27 lutego 1998 roku Urszula Włodarczyk sięgnęła po złoty medal w pięcioboju podczas Halowych Mistrzostw Europy. Zawody odbyły się w Walencji.
Polska siedmioboistka z powodzeniem uprawiała również jej halową odmianę, czyli pięciobój. Do Walencji jechała z rozbudzonymi nadziejami na zwycięstwo. Z trzech poprzednich edycji mistrzostw Europy pod dachem przywoziła medale, w kolekcji brakowało jednak złotego krążka. Dwukrotnie była trzecia (Genua 1992, Paryż 1994), a raz sięgnęła po srebro (Sztokholm 1996).

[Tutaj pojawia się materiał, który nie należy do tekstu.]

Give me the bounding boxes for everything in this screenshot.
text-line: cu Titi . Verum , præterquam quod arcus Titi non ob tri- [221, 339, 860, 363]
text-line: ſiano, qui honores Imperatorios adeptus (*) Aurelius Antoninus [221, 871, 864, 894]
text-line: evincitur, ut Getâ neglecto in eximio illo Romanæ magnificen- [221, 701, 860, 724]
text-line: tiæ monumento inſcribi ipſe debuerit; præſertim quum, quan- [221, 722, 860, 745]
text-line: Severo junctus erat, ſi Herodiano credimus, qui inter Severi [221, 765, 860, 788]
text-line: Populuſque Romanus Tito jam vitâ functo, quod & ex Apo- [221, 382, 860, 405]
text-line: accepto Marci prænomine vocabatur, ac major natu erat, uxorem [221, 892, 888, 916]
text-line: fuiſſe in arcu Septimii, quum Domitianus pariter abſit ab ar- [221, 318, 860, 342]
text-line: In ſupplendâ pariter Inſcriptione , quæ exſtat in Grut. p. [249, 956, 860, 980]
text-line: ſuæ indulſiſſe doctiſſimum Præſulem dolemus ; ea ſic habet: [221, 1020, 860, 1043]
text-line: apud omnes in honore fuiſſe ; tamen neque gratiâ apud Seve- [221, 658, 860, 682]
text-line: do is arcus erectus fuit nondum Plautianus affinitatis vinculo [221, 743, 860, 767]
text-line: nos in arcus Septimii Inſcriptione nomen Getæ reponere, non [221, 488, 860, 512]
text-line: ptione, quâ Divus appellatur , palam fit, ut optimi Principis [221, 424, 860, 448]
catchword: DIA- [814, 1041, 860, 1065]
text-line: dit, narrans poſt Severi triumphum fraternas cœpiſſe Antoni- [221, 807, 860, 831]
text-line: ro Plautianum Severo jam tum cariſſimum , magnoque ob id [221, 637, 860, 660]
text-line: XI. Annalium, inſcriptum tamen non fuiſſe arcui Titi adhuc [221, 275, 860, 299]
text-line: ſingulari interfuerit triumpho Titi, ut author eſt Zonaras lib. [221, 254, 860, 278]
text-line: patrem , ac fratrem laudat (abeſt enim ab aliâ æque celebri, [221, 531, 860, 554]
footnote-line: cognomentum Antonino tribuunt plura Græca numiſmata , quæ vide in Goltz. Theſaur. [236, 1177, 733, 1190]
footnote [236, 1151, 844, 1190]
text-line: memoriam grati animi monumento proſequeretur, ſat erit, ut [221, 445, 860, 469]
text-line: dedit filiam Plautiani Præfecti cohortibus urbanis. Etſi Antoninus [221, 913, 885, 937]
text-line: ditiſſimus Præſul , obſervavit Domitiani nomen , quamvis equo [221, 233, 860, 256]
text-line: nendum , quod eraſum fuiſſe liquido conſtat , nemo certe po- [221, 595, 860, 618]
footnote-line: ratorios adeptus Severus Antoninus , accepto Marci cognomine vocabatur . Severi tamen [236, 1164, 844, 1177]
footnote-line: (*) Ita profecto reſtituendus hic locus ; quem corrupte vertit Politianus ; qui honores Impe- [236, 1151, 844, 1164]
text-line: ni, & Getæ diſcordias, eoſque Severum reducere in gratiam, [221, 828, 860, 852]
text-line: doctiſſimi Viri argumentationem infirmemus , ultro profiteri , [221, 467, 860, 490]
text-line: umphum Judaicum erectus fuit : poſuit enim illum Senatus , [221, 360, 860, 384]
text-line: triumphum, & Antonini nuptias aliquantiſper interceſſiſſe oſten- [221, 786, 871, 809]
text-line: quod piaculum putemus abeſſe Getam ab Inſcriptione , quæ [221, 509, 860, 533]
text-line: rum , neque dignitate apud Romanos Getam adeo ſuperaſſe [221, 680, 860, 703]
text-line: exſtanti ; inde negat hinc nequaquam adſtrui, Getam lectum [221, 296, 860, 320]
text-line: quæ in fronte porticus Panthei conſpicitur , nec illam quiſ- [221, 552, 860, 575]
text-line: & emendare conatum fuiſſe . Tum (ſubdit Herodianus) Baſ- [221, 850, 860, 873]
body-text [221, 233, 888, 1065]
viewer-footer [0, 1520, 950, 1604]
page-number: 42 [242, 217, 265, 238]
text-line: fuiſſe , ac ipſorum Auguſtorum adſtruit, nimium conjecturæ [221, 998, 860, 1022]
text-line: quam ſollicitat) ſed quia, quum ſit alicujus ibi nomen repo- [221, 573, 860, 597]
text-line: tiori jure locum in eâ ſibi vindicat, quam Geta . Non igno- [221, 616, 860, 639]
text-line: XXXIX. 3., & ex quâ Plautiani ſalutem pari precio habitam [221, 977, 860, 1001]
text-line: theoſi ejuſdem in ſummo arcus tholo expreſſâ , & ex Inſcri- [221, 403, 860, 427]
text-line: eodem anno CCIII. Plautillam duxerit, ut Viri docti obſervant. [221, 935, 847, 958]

W Hiszpanii Włodarczyk świetnie rozpoczęła zmagania pięcioboistek. Polka prowadziła po pierwszej konkurencji – 60 metrów przez płotki przebiegła w czasie 8,25 s, który był gorszy od jej rekordu życiowego zaledwie o 0,001 s. Po skoku wzwyż spadła na 3. miejsce. Pozycję lidera odzyskała po kolejnej konkurencji - rzucie kulą, i nie oddała jej aż do końca zawodów. Uzyskany przez nią wynik 4808 punktów był nowym rekordem mistrzostw oraz drugim osiągniętym w tamtym roku rezultatem na świecie. Polska zdeklasowała swoje rywalki – druga na podium Rosjanka Irina Biełowa straciła do niej prawie 200 punktów (4631). Trzecia była Niemka Katrin Specht, która uzbierała 4523 punkty.
Mistrzostwa w Walencji były bardzo szczęśliwe dla polskich wieloboistów. W Palau Luis Puig, w rywalizacji mężczyzn (siedmiobój), najlepszy okazał się Sebastian Chmara (6415), który wyprzedził Węgra Dezső Szabó (6249) oraz Rosjanina Lwa Łobodina (6226).
Urszula Włodarczyk kontynuowała medalowe żniwa podczas kolejnych halowych mistrzostw Europy – w 2000 roku w belgijskiej Gandawie zajęła 3. miejsce. Stawała też na podium halowych mistrzostw świata oraz mistrzostw Europy na otwartym stadionie. Trzykrotnie reprezentowała Polskę na igrzyskach olimpijskich – Barcelona 1992, Atlanta 1996 i Sydney 2000.
Komentarz zanim zostanie opublikowany, poddany jest weryfikacji. Jeżeli jego treść nie łamie regulaminu strony, będzie opublikowany.
Brak komentarzy.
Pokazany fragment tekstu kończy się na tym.